We had three stations, each meant to evoke disgust while focusing on a specific sense. Participants chose a partner to record the other’s facial expressions.

  1. The first station involved tasting weird flavor combinations, including chocolate pudding mixed with tuna, Oreos dissolved in orange juice, pickle and peanut butter sandwiches, and Doritos with PB&J. While everyone’s reactions varied for each of the foods, almost all participants had a very strong negative reaction to the chocolate pudding mixed with tuna. In addition, there was a bottle of jelly beans, containing good flavors (watermelon, apple, etc.) mixed with disgusting flavors (vomit, boogers, and soap.) Dr. Carston mentioned that, sometimes, if the participant knows how they are supposed to react, they are more likely to give an exaggerated reaction. Thus, mixing good and bad jellybeans ensured that the participant did not know what to expect (unlike the other foods) and helped control for this effect.

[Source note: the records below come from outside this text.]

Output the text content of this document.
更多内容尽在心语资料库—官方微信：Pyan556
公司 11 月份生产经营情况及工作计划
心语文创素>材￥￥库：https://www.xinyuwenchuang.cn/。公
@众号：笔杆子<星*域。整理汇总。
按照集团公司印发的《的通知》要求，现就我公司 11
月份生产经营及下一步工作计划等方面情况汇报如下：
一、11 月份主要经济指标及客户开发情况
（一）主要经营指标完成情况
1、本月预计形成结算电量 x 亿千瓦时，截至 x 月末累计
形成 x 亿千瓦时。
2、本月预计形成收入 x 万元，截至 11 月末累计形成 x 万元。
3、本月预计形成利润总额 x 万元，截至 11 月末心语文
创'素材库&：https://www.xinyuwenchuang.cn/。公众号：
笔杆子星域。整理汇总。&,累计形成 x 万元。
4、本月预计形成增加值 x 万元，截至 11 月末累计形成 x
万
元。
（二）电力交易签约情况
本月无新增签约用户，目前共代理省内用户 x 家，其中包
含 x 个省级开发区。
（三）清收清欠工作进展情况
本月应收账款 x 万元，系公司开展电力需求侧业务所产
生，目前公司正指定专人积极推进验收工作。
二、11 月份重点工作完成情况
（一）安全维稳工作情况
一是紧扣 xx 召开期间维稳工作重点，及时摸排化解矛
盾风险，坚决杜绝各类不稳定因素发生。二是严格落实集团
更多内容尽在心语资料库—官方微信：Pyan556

  2. At the second station, participants stuck their hands into a big box with three bowls inside. Each bowl held a substance with a unique texture. The participant did not know what was in the box and did not look inside as they felt around. One bowl contained peeled grapes that had been soaking in water, another had cold spaghetti, and the third was filled with Oobleck, a gelatinous substance. Overall, the reactions to the unique textures were less intense than those to unlikely flavor combinations.

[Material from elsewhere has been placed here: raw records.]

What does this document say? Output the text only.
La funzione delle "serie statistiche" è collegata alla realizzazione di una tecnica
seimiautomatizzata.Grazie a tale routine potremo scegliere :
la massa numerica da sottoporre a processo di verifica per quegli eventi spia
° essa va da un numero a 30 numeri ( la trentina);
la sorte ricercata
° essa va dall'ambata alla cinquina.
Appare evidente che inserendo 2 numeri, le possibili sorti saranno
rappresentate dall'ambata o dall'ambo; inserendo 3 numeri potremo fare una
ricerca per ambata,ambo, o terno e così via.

  3. At the last station, participants took a survey and ranked their disgust on a scale of 1 (least disgusted) to 10 (most disgusted) in accordance to specific prompts (e.g. sharing a water bottle). They then summed up their scores and graphed them on a large sheet of paper in relation to their political beliefs. Dr. Carston mentioned that conservatives tend to be more easily and strongly disgusted than liberals because they tend to stick to traditions. Since Boulder is predominantly liberal, we were not able to see a clear trend reflected in our data.

At the end of the café we reconvened to watch some of the slow motion videos capturing people’s facial expressions of disgust for a good laugh and for the purpose of analyzing the similarities and differences in their responses.